Die Frage ist doch: Wollen wir die gewachsenen Strukturen bis zum jüngsten Gericht fördern, damit wir dann einen Zustand einbetonieren, oder wollen wir mehr Kreativität wagen? – Dazu gibt es zwei Möglichkeiten: Entweder gibt man mehr Geld für den Kulturbereich aus, was Sie nicht wollen, oder man schichtet um, und das wollen Sie auch nicht. Das hat nichts damit zu tun, eine Kunstform gegen eine andere auszuspielen, sondern es ist eine traurige Konsequenz der Kulturpolitik der vergangenen Jahre. Wenn man sich in der Vergangenheit die Mühe gemacht hätte, sich mit der Berliner Subkultur und freien Szene auseinanderzusetzen, hätte man Rahmenbedingungen schaffen können, die eine Koexistenz der etablierten und Hochkultur und der freien Szene erlauben. Das wurde versäumt.
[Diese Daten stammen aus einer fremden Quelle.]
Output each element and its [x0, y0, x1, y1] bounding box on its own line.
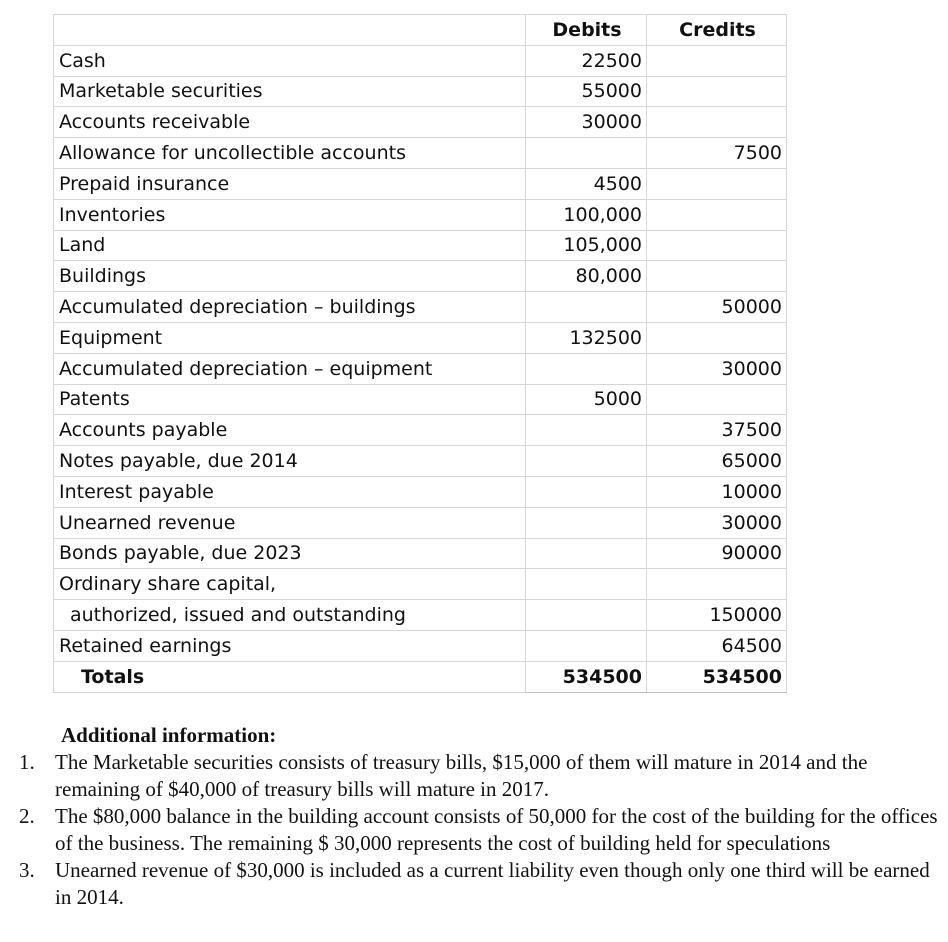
table-row	[54, 507, 787, 538]
table-row	[54, 107, 787, 138]
credit-amount	[647, 384, 787, 415]
account-name: Land	[54, 230, 526, 261]
account-name: Equipment	[54, 322, 526, 353]
table-row	[54, 230, 787, 261]
credit-amount: 30000	[647, 507, 787, 538]
table-row	[54, 630, 787, 661]
credit-amount	[647, 168, 787, 199]
debit-amount: 30000	[526, 107, 647, 138]
credit-amount	[647, 107, 787, 138]
totals-label: Totals	[54, 661, 526, 692]
additional-item	[0, 749, 948, 803]
debit-amount	[526, 415, 647, 446]
credit-amount: 30000	[647, 353, 787, 384]
additional-item	[0, 803, 948, 857]
debit-amount: 4500	[526, 168, 647, 199]
table-row	[54, 353, 787, 384]
debit-amount	[526, 353, 647, 384]
table-row	[54, 446, 787, 477]
debits-column-header: Debits	[526, 15, 647, 46]
table-row	[54, 292, 787, 323]
account-name: Buildings	[54, 261, 526, 292]
debit-amount	[526, 446, 647, 477]
account-name: Marketable securities	[54, 76, 526, 107]
table-row	[54, 261, 787, 292]
debit-amount	[526, 507, 647, 538]
credit-amount: 150000	[647, 600, 787, 631]
table-row	[54, 138, 787, 169]
debit-amount	[526, 630, 647, 661]
account-name: Accumulated depreciation – equipment	[54, 353, 526, 384]
table-body	[54, 45, 787, 661]
table-row	[54, 45, 787, 76]
credit-amount: 10000	[647, 476, 787, 507]
account-name: authorized, issued and outstanding	[54, 600, 526, 631]
account-name: Accounts receivable	[54, 107, 526, 138]
table-row	[54, 384, 787, 415]
item-number: 2.	[19, 804, 35, 828]
item-text: The Marketable securities consists of treasury bills, $15,000 of them will mature in 2014 and the remaining of $40,000 of treasury bills will mature in 2017.	[55, 750, 868, 801]
credit-amount	[647, 45, 787, 76]
additional-heading: Additional information:	[61, 723, 277, 747]
account-name: Allowance for uncollectible accounts	[54, 138, 526, 169]
table-row	[54, 600, 787, 631]
debit-amount	[526, 476, 647, 507]
debit-amount	[526, 538, 647, 569]
account-name: Ordinary share capital,	[54, 569, 526, 600]
debit-amount: 105,000	[526, 230, 647, 261]
account-name: Inventories	[54, 199, 526, 230]
additional-item	[0, 857, 948, 911]
table-row	[54, 476, 787, 507]
debit-amount: 132500	[526, 322, 647, 353]
table-row	[54, 322, 787, 353]
credit-amount: 7500	[647, 138, 787, 169]
table-row	[54, 538, 787, 569]
credit-amount	[647, 230, 787, 261]
item-number: 3.	[19, 858, 35, 882]
credits-column-header: Credits	[647, 15, 787, 46]
debit-amount: 55000	[526, 76, 647, 107]
item-text: Unearned revenue of $30,000 is included as a current liability even though only one third will be earned in 2014.	[55, 858, 930, 909]
totals-row	[54, 661, 787, 692]
account-name: Notes payable, due 2014	[54, 446, 526, 477]
credit-amount	[647, 76, 787, 107]
debit-amount	[526, 292, 647, 323]
table-row	[54, 415, 787, 446]
account-name: Bonds payable, due 2023	[54, 538, 526, 569]
account-name: Retained earnings	[54, 630, 526, 661]
account-name: Prepaid insurance	[54, 168, 526, 199]
totals-debit: 534500	[526, 661, 647, 692]
account-name: Accumulated depreciation – buildings	[54, 292, 526, 323]
table-row	[54, 199, 787, 230]
additional-list	[0, 749, 948, 911]
account-name: Accounts payable	[54, 415, 526, 446]
trial-balance-table	[53, 14, 787, 693]
account-name: Unearned revenue	[54, 507, 526, 538]
additional-information	[0, 722, 948, 911]
account-name: Cash	[54, 45, 526, 76]
totals-credit: 534500	[647, 661, 787, 692]
debit-amount: 80,000	[526, 261, 647, 292]
debit-amount	[526, 138, 647, 169]
debit-amount: 22500	[526, 45, 647, 76]
credit-amount	[647, 569, 787, 600]
debit-amount	[526, 569, 647, 600]
item-number: 1.	[19, 750, 35, 774]
debit-amount: 5000	[526, 384, 647, 415]
credit-amount	[647, 322, 787, 353]
credit-amount	[647, 261, 787, 292]
item-text: The $80,000 balance in the building account consists of 50,000 for the cost of the building for the offices of the business. The remaining $ 30,000 represents the cost of building held for speculations	[55, 804, 938, 855]
credit-amount	[647, 199, 787, 230]
debit-amount	[526, 600, 647, 631]
account-name: Patents	[54, 384, 526, 415]
header-row	[54, 15, 787, 46]
credit-amount: 64500	[647, 630, 787, 661]
table-row	[54, 569, 787, 600]
debit-amount: 100,000	[526, 199, 647, 230]
credit-amount: 65000	[647, 446, 787, 477]
credit-amount: 37500	[647, 415, 787, 446]
table-row	[54, 168, 787, 199]
credit-amount: 50000	[647, 292, 787, 323]
account-name: Interest payable	[54, 476, 526, 507]
credit-amount: 90000	[647, 538, 787, 569]
account-column-header	[54, 15, 526, 46]
table-row	[54, 76, 787, 107]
Vorhin haben Sie gesagt, dass sich in der Stadt etwas verändern muss, aber gerade im kulturellen Bereich, Herr Wowereit, passiert das nicht.
Ihre Beschreibung, Frau Lange, fand ich recht lustig, die Koalition hätte den Versuch der Piraten abgewehrt, die Deutsche Oper zu schließen – ich kann mich noch erinnern, es war fünf vor zwölf, ich hatte die CDU ja schon fast überzeugt, dem zuzustimmen,
und dann hat die Koalition das heroisch abgewehrt. Es war in der Tat eine sehr lustige Diskussion – irgendwann sagte Herr Schmitz zur Koalition, dass man darauf am Besten gar nicht mehr eingehe. Mit einer Streichung dieser Mittel hätten wir die freie Szene in Berlin fördern und die kulturelle Landschaft zukunftsfähig machen können. Da ging es z. B. um den Kulturliegenschaftsfonds – diese Option ist bei Ihnen im Koalitionsvertrag zur Liegenschaftspolitik enthalten, die temporäre kulturelle bzw. kulturwirtschaftliche Nutzung in Betracht zu ziehen. Was passiert auf diesem Gebiet? – Ja, den „Schokoladen“ hat man ganz toll gerettet, aber das ist ja auch erst passiert, als es dort fünf vor zwölf stand.